Four tram lines (3, 7, 8, 10), a city bus route (66) and several regional bus services operated by Regionalverkehr Dresden (Regional Transport Dresden), line 261 operated by the Pirna-Sebnitz Upper Elbe Transport Company (Oberelbischen Verkehrsgesellschaft Pirna-Sebnitz) and other services operated by long-distance transport companies regularly stop at the station. Apart from destinations in the surrounding area of Dresden, services are also operated to Annaberg-Buchholz, Olbernhau and Mittweida as well as Teplice in the Czech Republic, among other places. In addition, tram lines 9 and 11 stop at the Hauptbahnhof Nord stop, which is about 150 m to the northeast of the station. In the Bayerischen Straße to the south of the station are the bus stops of several long-distance bus services. After the completion of the planned ZOB, this is to be served by all regional and long-distance bus services.

==== Private transport ====

Stopping places for cars are provided near the entrances on the south side of the station. An underground car park with 350 parking spaces is located at Wiener Platz in front of the northern entrances of the station. It is reached from the road tunnel under the Platz running to the east.
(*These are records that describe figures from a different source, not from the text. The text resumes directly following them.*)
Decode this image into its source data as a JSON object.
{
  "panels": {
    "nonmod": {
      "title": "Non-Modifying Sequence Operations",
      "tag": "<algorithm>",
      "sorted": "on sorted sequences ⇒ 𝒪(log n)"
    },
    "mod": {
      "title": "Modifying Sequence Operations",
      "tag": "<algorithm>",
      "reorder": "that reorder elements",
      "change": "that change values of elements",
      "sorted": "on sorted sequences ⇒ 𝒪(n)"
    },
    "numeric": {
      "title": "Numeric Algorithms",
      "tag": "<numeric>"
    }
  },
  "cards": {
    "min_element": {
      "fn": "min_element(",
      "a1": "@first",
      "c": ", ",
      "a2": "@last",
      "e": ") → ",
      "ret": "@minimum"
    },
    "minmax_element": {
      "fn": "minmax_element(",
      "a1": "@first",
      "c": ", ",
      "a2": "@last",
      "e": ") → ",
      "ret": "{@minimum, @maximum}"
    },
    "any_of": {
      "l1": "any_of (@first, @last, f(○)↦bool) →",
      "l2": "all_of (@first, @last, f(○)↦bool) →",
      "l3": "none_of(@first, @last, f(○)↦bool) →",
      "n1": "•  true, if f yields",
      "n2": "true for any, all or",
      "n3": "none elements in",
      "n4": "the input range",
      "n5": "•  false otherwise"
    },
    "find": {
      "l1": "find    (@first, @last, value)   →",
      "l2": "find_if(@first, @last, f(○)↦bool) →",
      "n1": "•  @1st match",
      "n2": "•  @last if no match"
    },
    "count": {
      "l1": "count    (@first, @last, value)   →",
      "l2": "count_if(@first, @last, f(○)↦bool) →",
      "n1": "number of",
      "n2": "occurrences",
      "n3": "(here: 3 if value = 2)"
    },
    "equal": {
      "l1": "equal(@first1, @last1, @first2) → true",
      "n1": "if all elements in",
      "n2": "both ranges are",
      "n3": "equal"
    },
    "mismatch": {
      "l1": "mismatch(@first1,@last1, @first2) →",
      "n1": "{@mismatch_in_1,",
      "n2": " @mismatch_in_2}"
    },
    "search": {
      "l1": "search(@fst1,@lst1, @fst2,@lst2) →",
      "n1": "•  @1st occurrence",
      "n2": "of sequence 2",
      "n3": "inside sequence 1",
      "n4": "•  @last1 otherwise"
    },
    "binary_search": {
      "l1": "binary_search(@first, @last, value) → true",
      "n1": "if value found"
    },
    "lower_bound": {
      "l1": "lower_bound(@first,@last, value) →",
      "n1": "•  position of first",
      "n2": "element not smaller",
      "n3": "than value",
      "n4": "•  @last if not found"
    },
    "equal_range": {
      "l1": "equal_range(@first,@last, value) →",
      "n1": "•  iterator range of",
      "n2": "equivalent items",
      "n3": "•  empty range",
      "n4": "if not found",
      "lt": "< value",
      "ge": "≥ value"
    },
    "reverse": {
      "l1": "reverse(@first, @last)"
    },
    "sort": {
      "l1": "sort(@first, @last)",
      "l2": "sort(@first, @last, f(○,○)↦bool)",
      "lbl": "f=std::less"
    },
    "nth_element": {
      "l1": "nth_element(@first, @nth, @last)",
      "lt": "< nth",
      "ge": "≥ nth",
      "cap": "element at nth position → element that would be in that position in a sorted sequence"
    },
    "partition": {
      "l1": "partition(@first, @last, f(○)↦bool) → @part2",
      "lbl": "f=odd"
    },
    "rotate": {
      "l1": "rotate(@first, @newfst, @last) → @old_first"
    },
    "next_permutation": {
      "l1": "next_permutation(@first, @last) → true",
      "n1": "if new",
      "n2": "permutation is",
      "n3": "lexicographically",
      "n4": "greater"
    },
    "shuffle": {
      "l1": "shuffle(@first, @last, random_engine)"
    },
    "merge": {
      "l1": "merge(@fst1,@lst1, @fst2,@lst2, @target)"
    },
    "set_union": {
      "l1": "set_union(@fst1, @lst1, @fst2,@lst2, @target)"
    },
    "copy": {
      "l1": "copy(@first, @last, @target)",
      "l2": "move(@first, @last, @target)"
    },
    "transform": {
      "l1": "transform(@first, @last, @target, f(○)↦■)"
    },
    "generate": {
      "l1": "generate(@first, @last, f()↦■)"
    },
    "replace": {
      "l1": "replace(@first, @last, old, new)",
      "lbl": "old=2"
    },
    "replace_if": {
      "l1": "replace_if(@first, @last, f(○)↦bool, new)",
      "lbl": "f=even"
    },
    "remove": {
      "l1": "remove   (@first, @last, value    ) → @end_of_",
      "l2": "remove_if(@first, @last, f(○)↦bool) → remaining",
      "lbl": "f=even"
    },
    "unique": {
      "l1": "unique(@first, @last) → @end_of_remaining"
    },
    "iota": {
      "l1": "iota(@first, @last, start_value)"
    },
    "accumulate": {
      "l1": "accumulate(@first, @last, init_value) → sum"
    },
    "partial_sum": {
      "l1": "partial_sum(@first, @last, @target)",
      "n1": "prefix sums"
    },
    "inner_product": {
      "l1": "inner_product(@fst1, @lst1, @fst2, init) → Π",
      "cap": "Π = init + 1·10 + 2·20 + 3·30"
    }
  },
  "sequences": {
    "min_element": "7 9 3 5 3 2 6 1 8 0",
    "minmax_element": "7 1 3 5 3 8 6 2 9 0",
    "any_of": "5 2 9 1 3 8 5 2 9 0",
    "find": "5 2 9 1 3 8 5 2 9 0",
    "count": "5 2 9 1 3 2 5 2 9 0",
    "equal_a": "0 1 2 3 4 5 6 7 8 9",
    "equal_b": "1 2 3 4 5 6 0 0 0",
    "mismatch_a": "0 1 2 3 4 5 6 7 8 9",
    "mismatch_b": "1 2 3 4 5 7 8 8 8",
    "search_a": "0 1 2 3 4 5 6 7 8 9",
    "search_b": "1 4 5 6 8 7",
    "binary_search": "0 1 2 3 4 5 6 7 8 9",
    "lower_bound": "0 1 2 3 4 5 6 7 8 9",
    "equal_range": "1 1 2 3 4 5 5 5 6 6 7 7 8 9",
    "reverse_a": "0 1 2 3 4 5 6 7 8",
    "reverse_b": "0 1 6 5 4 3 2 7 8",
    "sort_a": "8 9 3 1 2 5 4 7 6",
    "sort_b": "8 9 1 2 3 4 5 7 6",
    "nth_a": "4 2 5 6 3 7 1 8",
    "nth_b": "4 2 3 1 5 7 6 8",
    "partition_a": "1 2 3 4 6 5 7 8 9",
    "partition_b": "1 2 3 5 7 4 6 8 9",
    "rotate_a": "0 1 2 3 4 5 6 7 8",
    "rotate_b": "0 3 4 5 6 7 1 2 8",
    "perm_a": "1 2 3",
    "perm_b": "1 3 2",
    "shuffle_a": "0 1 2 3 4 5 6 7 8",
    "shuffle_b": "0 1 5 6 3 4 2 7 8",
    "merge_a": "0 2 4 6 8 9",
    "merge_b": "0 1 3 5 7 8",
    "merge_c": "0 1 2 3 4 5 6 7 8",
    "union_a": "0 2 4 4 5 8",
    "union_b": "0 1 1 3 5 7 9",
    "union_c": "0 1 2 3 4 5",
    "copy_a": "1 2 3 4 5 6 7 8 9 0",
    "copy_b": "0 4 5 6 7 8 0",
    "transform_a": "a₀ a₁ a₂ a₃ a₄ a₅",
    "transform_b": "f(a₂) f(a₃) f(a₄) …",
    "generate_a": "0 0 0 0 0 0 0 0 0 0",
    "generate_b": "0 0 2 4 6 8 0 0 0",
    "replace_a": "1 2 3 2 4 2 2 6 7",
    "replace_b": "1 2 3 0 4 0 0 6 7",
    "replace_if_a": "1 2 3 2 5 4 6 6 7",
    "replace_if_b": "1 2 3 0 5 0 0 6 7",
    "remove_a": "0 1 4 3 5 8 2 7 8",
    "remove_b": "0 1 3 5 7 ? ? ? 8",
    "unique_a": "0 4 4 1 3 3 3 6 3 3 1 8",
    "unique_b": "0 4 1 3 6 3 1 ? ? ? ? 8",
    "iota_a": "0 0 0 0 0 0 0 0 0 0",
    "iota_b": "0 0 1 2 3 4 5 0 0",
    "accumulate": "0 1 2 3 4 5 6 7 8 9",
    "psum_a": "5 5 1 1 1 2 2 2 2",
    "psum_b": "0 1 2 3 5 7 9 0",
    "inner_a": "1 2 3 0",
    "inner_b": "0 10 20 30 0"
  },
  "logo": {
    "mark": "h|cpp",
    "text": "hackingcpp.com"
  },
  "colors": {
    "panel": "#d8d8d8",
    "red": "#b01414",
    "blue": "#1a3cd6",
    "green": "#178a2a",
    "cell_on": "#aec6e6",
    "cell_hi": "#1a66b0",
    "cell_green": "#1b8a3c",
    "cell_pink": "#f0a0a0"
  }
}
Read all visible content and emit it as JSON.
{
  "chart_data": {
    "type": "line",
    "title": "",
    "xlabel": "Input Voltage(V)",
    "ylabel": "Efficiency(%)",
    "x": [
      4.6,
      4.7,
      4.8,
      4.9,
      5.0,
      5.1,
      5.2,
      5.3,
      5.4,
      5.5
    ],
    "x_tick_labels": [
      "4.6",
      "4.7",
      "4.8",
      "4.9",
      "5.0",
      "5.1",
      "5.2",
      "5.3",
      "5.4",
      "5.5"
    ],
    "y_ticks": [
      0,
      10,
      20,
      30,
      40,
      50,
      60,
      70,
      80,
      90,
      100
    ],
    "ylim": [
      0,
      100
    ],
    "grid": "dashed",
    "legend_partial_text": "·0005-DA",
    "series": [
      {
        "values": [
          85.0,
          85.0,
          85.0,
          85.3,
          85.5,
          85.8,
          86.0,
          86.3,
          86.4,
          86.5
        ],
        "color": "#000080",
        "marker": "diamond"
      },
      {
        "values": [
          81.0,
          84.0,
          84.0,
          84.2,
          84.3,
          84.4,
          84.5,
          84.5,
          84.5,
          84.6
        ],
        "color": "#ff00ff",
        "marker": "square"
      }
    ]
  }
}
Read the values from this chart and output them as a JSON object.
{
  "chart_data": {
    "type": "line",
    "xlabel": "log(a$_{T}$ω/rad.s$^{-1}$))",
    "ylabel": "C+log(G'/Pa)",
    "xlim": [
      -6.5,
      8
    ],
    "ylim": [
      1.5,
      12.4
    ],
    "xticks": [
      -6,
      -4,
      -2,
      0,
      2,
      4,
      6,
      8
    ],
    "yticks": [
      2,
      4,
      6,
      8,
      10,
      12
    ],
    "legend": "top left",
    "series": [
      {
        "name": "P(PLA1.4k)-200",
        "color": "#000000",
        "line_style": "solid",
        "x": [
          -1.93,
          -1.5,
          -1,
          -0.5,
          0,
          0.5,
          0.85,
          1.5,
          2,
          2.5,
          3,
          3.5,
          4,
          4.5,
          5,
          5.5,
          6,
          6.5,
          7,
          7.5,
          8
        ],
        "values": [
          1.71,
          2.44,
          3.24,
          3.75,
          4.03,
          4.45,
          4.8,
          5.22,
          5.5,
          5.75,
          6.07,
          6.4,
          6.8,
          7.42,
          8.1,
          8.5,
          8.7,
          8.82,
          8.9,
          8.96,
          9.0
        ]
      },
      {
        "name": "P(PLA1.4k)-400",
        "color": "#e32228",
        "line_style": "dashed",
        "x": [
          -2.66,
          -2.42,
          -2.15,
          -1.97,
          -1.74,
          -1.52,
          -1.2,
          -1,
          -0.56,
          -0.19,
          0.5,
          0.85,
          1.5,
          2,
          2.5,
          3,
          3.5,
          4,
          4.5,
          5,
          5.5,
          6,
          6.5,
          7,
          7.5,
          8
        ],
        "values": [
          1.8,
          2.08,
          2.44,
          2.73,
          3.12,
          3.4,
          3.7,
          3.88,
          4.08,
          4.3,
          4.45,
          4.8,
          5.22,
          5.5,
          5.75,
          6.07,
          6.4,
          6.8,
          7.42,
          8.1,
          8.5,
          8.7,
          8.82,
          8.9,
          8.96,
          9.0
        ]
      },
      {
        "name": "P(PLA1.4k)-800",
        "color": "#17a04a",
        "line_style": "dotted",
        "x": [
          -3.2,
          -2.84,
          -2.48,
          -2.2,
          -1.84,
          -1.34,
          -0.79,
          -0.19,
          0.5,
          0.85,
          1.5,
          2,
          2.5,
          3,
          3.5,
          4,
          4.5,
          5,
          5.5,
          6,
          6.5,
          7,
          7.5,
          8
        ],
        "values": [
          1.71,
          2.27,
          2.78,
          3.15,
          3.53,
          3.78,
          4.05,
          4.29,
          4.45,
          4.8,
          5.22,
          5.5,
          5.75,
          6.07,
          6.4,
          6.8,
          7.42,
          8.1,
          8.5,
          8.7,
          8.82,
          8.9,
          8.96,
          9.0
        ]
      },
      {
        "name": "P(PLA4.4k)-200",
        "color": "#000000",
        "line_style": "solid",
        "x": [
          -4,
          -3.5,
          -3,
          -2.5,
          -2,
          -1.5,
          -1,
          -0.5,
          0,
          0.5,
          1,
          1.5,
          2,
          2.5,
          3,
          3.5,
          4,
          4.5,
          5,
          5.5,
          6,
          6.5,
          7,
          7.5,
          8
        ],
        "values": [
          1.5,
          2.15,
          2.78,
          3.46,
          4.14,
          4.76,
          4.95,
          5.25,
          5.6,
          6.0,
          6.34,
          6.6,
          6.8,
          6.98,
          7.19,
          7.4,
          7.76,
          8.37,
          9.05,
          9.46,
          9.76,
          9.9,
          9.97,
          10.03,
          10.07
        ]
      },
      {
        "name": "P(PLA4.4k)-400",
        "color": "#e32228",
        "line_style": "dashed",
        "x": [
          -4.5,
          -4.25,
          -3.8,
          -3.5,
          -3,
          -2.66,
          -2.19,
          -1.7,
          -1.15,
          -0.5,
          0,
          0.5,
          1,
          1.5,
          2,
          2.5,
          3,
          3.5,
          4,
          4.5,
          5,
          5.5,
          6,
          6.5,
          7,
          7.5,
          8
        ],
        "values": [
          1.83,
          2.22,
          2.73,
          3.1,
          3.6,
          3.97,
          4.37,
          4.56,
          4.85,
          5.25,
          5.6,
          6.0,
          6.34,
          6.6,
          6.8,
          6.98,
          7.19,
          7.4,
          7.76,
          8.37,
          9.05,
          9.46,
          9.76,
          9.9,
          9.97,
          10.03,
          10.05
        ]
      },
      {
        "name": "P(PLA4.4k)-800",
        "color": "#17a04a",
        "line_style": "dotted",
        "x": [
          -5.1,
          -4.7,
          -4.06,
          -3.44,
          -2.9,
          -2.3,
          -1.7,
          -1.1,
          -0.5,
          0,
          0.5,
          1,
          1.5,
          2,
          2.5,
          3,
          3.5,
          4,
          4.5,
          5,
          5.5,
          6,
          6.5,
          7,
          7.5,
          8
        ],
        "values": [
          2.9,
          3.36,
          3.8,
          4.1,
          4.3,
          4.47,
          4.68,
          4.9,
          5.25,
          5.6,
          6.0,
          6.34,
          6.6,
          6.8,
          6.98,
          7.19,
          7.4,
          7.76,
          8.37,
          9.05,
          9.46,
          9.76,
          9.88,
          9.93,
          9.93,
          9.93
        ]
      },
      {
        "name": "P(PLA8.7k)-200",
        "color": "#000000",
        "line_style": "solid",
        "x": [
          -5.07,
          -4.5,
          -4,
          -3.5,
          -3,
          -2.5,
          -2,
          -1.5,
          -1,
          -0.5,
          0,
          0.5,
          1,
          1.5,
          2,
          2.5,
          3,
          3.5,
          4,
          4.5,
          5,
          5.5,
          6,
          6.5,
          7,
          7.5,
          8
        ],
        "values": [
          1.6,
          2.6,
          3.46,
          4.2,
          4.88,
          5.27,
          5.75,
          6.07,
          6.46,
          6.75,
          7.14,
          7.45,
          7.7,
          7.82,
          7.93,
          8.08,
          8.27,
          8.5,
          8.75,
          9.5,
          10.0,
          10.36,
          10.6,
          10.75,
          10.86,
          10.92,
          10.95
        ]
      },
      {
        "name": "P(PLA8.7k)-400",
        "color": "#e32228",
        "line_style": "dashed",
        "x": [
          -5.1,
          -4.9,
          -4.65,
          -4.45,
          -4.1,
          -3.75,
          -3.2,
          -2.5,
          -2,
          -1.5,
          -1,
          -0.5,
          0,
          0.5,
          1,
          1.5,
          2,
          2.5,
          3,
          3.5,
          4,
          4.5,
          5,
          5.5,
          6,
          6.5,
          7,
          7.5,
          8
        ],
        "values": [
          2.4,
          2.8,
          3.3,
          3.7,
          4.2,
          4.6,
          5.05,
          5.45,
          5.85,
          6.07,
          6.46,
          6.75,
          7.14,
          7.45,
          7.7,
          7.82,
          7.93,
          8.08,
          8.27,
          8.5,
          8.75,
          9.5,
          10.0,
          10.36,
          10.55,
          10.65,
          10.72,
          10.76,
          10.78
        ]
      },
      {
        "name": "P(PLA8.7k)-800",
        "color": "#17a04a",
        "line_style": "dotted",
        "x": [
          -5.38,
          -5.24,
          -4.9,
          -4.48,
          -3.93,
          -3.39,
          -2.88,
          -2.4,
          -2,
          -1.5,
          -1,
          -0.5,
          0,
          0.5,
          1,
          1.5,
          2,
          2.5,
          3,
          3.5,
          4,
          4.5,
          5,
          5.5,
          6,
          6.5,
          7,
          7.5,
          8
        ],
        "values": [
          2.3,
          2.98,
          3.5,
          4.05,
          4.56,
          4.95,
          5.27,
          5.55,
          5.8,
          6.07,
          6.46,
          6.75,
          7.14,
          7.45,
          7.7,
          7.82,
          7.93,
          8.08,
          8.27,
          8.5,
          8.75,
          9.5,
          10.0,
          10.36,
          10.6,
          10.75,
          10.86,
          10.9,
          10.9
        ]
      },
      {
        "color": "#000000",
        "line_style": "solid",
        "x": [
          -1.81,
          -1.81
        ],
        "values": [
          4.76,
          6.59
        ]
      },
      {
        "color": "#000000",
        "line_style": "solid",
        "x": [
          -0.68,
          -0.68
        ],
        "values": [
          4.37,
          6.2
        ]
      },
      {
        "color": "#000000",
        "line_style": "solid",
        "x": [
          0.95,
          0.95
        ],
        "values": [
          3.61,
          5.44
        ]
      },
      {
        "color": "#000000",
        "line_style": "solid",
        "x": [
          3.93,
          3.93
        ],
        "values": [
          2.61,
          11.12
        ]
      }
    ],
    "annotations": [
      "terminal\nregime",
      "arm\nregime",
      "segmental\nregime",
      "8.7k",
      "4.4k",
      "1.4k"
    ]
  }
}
Further parking is available in parking garages and parking lots along Prager Straße and south of the station.

== Awards==

The renovated station in Dresden received the 2007 Renault Traffic Future Award for special transport architecture. In addition, the architectural firm of Foster and Partners received a second place in the award of the Stirling Prize in the same year and in 2008 the new roof of the station hall received the Brunel Award, an award for railway design. In August 2014, the station was given an award by Allianz pro Schiene entitled "Station of the Year in the category of large city railway station". The jury praised the station as being a "monument of a clear, lilting lightness."